Le doxing répond avant tout à une logique d'intimidation, et, pour autant que l'on puisse en juger, il est généralement très efficace. Selon les chercheurs, la majorité des victimes ont modifié leur comportement en ligne après avoir vu leurs données personnelles publiées sur le web. Parfois, ce changement était salutaire (elles adoptent de meilleures pratiques de protection de leurs données), mais il n'en est pas moins qu'elles restent sous la coupe des doxers et agissent sous la menace.

Malgré l'emprise manifeste que le doxing peut avoir sur les individus et malgré la popularité croissante de cette forme de cyber-harcèlement, la lutte anti-doxing est possible et des plateformes comme Instagram et Facebook pourraient avoir un rôle à jouer.

La moitié des données utilisées pour l'étude ont été collectées entre mi-2016 et fin 2016. Or, au cours de cette période, les deux sites travaillaient à raffiner leur algorithme. Selon le département RP de Facebook, les deux plateformes souhaitaient exposer d'avantage les utilisateurs à des fils de discussions dans lesquels leurs amis étaient intervenus. Ce parti-pris a eu un effet très positif : les utilisateurs ont pris conscience de la visibilité de leurs interventions sur Facebook, et le second échantillonnage de données réalisé par les chercheurs en 2017 montre que la proportion de profils "privés" a sensiblement augmenté par rapport à la proportions de profils publics.

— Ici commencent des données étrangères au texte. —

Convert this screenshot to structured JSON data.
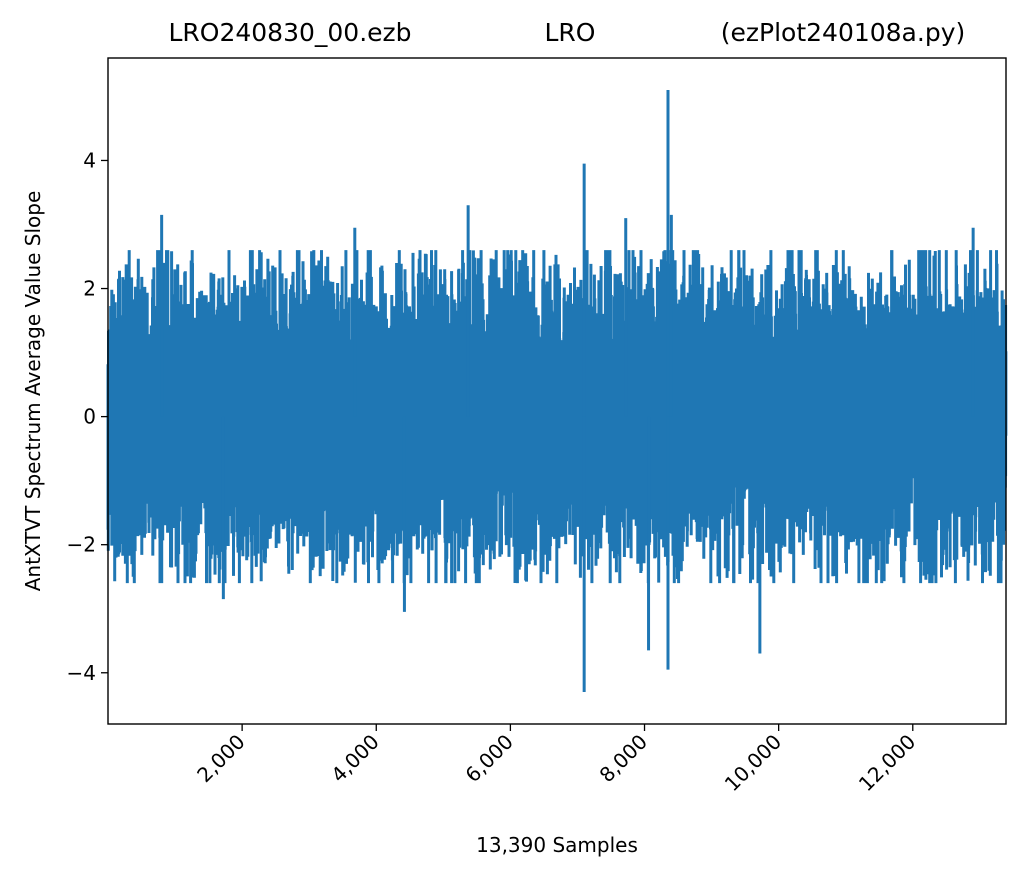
{
  "title": {
    "left": "LRO240830_00.ezb",
    "center": "LRO",
    "right": "(ezPlot240108a.py)"
  },
  "chart_data": {
    "type": "line",
    "xlabel": "13,390 Samples",
    "ylabel": "AntXTVT Spectrum Average Value Slope",
    "xlim": [
      0,
      13390
    ],
    "ylim": [
      -4.8,
      5.6
    ],
    "x_ticks": [
      2000,
      4000,
      6000,
      8000,
      10000,
      12000
    ],
    "x_tick_labels": [
      "2,000",
      "4,000",
      "6,000",
      "8,000",
      "10,000",
      "12,000"
    ],
    "y_ticks": [
      -4,
      -2,
      0,
      2,
      4
    ],
    "y_tick_labels": [
      "−4",
      "−2",
      "0",
      "2",
      "4"
    ],
    "grid": false,
    "line_color": "#1f77b4",
    "sample_count": 13390,
    "noise_band_typical": [
      -1.6,
      1.6
    ],
    "series": [
      {
        "values_summary": "dense noise centered on 0",
        "peaks": [
          {
            "x": 800,
            "y": 3.15
          },
          {
            "x": 1720,
            "y": -2.85
          },
          {
            "x": 3680,
            "y": 2.95
          },
          {
            "x": 4420,
            "y": -3.05
          },
          {
            "x": 5370,
            "y": 3.3
          },
          {
            "x": 7100,
            "y": 3.95
          },
          {
            "x": 7100,
            "y": -4.3
          },
          {
            "x": 7720,
            "y": 3.1
          },
          {
            "x": 8060,
            "y": -3.65
          },
          {
            "x": 8350,
            "y": 5.1
          },
          {
            "x": 8350,
            "y": -3.95
          },
          {
            "x": 8400,
            "y": 3.15
          },
          {
            "x": 9720,
            "y": -3.7
          },
          {
            "x": 12900,
            "y": 2.95
          }
        ]
      }
    ]
  }
}
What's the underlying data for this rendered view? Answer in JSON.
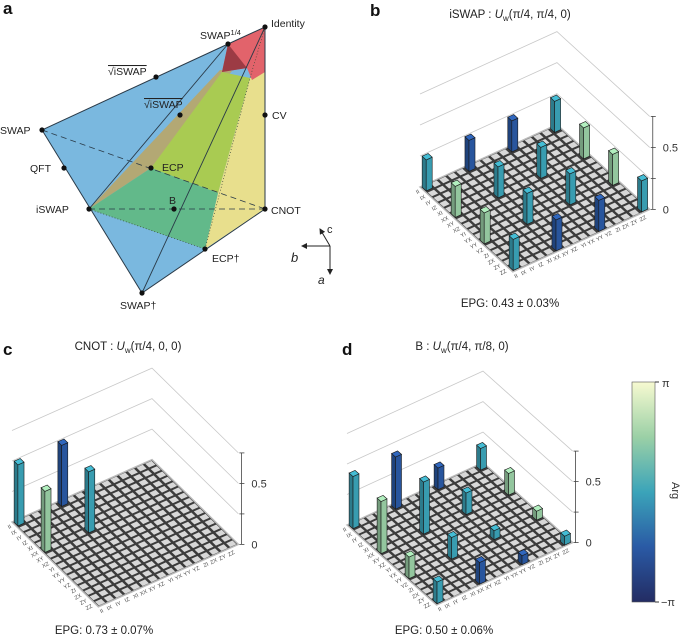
{
  "panel_labels": {
    "a": "a",
    "b": "b",
    "c": "c",
    "d": "d"
  },
  "panel_a": {
    "vertices": {
      "identity": "Identity",
      "swap_quarter": "SWAP",
      "swap_quarter_sup": "1/4",
      "sqrt_iswap_outer": "√iSWAP",
      "sqrt_iswap_inner": "√iSWAP",
      "cv": "CV",
      "swap": "SWAP",
      "qft": "QFT",
      "ecp": "ECP",
      "b": "B",
      "iswap": "iSWAP",
      "cnot": "CNOT",
      "ecp_dagger": "ECP†",
      "swap_dagger": "SWAP†"
    },
    "axes": {
      "a": "a",
      "b": "b",
      "c": "c"
    },
    "colors": {
      "blue": "#7ab8df",
      "red": "#e2636b",
      "dark_red": "#9c3b44",
      "yellow": "#e8df8d",
      "light_green": "#a9cb52",
      "green": "#62b98a",
      "olive": "#b3a874"
    }
  },
  "pauli_labels": [
    "II",
    "IX",
    "IY",
    "IZ",
    "XI",
    "XX",
    "XY",
    "XZ",
    "YI",
    "YX",
    "YY",
    "YZ",
    "ZI",
    "ZX",
    "ZY",
    "ZZ"
  ],
  "colorbar": {
    "max_label": "π",
    "min_label": "−π",
    "title": "Arg",
    "stops": [
      "#232c63",
      "#2a5aa5",
      "#3ba4b9",
      "#9bd0a6",
      "#f7fad1"
    ]
  },
  "chart_data": [
    {
      "id": "b",
      "type": "bar3d",
      "title": {
        "gate": "iSWAP : ",
        "op": "U",
        "sub": "w",
        "args": "(π/4, π/4, 0)"
      },
      "epg": "EPG: 0.43 ± 0.03%",
      "zlim": [
        0,
        0.75
      ],
      "z_ticks": [
        0,
        0.25,
        0.5,
        0.75
      ],
      "z_tick_labels": {
        "0": "0",
        "0.5": "0.5"
      },
      "bars": [
        [
          0,
          0,
          0.25,
          0
        ],
        [
          0,
          5,
          0.25,
          -1.571
        ],
        [
          0,
          10,
          0.25,
          -1.571
        ],
        [
          0,
          15,
          0.25,
          0
        ],
        [
          5,
          0,
          0.25,
          1.571
        ],
        [
          5,
          5,
          0.25,
          0
        ],
        [
          5,
          10,
          0.25,
          0
        ],
        [
          5,
          15,
          0.25,
          1.571
        ],
        [
          10,
          0,
          0.25,
          1.571
        ],
        [
          10,
          5,
          0.25,
          0
        ],
        [
          10,
          10,
          0.25,
          0
        ],
        [
          10,
          15,
          0.25,
          1.571
        ],
        [
          15,
          0,
          0.25,
          0
        ],
        [
          15,
          5,
          0.25,
          -1.571
        ],
        [
          15,
          10,
          0.25,
          -1.571
        ],
        [
          15,
          15,
          0.25,
          0
        ]
      ]
    },
    {
      "id": "c",
      "type": "bar3d",
      "title": {
        "gate": "CNOT : ",
        "op": "U",
        "sub": "w",
        "args": "(π/4, 0, 0)"
      },
      "epg": "EPG: 0.73 ± 0.07%",
      "zlim": [
        0,
        0.75
      ],
      "z_ticks": [
        0,
        0.25,
        0.5,
        0.75
      ],
      "z_tick_labels": {
        "0": "0",
        "0.5": "0.5"
      },
      "bars": [
        [
          0,
          0,
          0.5,
          0
        ],
        [
          0,
          5,
          0.5,
          -1.571
        ],
        [
          5,
          0,
          0.5,
          1.571
        ],
        [
          5,
          5,
          0.5,
          0
        ]
      ]
    },
    {
      "id": "d",
      "type": "bar3d",
      "title": {
        "gate": "B : ",
        "op": "U",
        "sub": "w",
        "args": "(π/4, π/8, 0)"
      },
      "epg": "EPG: 0.50 ± 0.06%",
      "zlim": [
        0,
        0.75
      ],
      "z_ticks": [
        0,
        0.25,
        0.5,
        0.75
      ],
      "z_tick_labels": {
        "0": "0",
        "0.5": "0.5"
      },
      "bars": [
        [
          0,
          0,
          0.427,
          0
        ],
        [
          0,
          5,
          0.427,
          -1.571
        ],
        [
          0,
          10,
          0.177,
          -1.571
        ],
        [
          0,
          15,
          0.177,
          0
        ],
        [
          5,
          0,
          0.427,
          1.571
        ],
        [
          5,
          5,
          0.427,
          0
        ],
        [
          5,
          10,
          0.177,
          0
        ],
        [
          5,
          15,
          0.177,
          1.571
        ],
        [
          10,
          0,
          0.177,
          1.571
        ],
        [
          10,
          5,
          0.177,
          0
        ],
        [
          10,
          10,
          0.073,
          0
        ],
        [
          10,
          15,
          0.073,
          1.571
        ],
        [
          15,
          0,
          0.177,
          0
        ],
        [
          15,
          5,
          0.177,
          -1.571
        ],
        [
          15,
          10,
          0.073,
          -1.571
        ],
        [
          15,
          15,
          0.073,
          0
        ]
      ]
    }
  ]
}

Pastebin ne veut pas être complice

Grâce à cette étude, les chercheurs sont parvenus à dresser une typologie préliminaire des doxers et des victimes de doxing, ainsi qu'à mettre au point une technique fiable d'identification du doxing sur le Web.

Leurs résultats pourraient grandement intéresser les plateformes qui refusent d'héberger malgré elles des documents privés extorqués frauduleusement dans le but de harceler un individu. L'équipe de recherche est d'ores et déjà en contact avec Pastebin, avec qui ils envisagent une collaboration au long cours. Leur but est de créer un filtre capable de censurer les posts de doxers avant même qu'ils ne soient postés. Pastebin veut absolument rester cette plateforme où l'on peut poster du contenu et des données de manière anonyme, en toute liberté, mais n'acceptera jamais de servir de complice aux doxers et de participer indirectement à la destruction de la vie d'individus harcelés.

8ch et 4chan, quant à eux, n'ont jamais annoncé qu'ils souhaité lutter contre le doxing. Après tout, le voyeurisme anonyme est leur fond de commerce.